I concluded that the spiritual advice I had been given by my teachers and gurus over the years was wrong. Or rather not wrong, just massively incomplete. I, and all my teachers, had been working on the assumption that the spiritual presence comprised a monistic unity and that absolutely everything, whether material or spiritual, was sourced in this one unified being - which the psychedelic experience of universal connectedness appeared to confirm. Such unity implied that every impediment to my spiritual fulfilment arose from my inability to comprehend this unity. It meant that every time I failed in my spiritual pursuit it was my own fault and had to do better.

Understanding that it was the natural processes of architectivity that were impeding my spiritual progress (and my personal and social relationships) rather than my own inadequacy relieved me of a shitload of guilt - and of resentment against others. What also became clear was that the psychedelic experience of cosmic connectedness could be understood in the context of an emergent connective spirituality while a contrary emergent architective spirituality could account for the overwhelmingly architective difficulties we all experience.

The book "Physical Spirituality" attempts to describe our spiritual endeavours in terms of such a dualistic spirituality rather than a monistic unity. Significantly, it shows that a spiritual unity is not a necessary prerequisite for an experience of universal connectedness, whether psychedelic or otherwise.
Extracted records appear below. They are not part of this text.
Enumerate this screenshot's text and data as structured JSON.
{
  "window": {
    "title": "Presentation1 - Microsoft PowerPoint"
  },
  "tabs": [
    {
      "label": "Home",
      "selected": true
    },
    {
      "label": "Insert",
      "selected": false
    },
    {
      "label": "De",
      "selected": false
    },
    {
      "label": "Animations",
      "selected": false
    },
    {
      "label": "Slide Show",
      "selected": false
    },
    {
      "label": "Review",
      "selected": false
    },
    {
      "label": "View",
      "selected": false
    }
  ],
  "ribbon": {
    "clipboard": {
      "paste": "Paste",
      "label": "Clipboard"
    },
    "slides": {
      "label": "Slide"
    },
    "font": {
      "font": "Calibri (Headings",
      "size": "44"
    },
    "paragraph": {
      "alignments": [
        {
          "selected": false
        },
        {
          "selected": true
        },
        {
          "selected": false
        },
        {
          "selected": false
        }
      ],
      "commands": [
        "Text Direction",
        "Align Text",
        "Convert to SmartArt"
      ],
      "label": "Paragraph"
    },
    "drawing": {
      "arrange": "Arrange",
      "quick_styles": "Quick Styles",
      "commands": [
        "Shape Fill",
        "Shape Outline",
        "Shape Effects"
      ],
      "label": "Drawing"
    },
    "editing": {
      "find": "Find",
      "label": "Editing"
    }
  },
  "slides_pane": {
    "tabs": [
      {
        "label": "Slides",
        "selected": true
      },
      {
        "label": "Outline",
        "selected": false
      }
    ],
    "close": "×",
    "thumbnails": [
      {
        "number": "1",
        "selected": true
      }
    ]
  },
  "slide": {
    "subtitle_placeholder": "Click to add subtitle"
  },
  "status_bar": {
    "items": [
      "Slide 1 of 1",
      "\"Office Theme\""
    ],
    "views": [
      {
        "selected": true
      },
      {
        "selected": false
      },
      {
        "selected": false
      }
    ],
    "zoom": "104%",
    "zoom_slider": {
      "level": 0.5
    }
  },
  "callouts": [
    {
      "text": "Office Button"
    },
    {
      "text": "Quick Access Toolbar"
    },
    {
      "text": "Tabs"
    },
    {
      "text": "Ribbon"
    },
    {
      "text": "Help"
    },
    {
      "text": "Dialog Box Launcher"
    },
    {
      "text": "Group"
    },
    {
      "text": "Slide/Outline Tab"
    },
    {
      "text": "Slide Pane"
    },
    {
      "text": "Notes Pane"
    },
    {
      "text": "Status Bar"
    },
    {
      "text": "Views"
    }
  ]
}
The nature of my spiritual journey has thus changed. I am no longer striving to reconcile my psychedelic and everyday experiences nor trying to achieve spiritual perfection. I invest more in my connective sensations and actions (without letting my architective challenges get out of hand). I take life a day at a time, doing what I can to give and find connective pleasure while dealing with architective difficulties as best I can.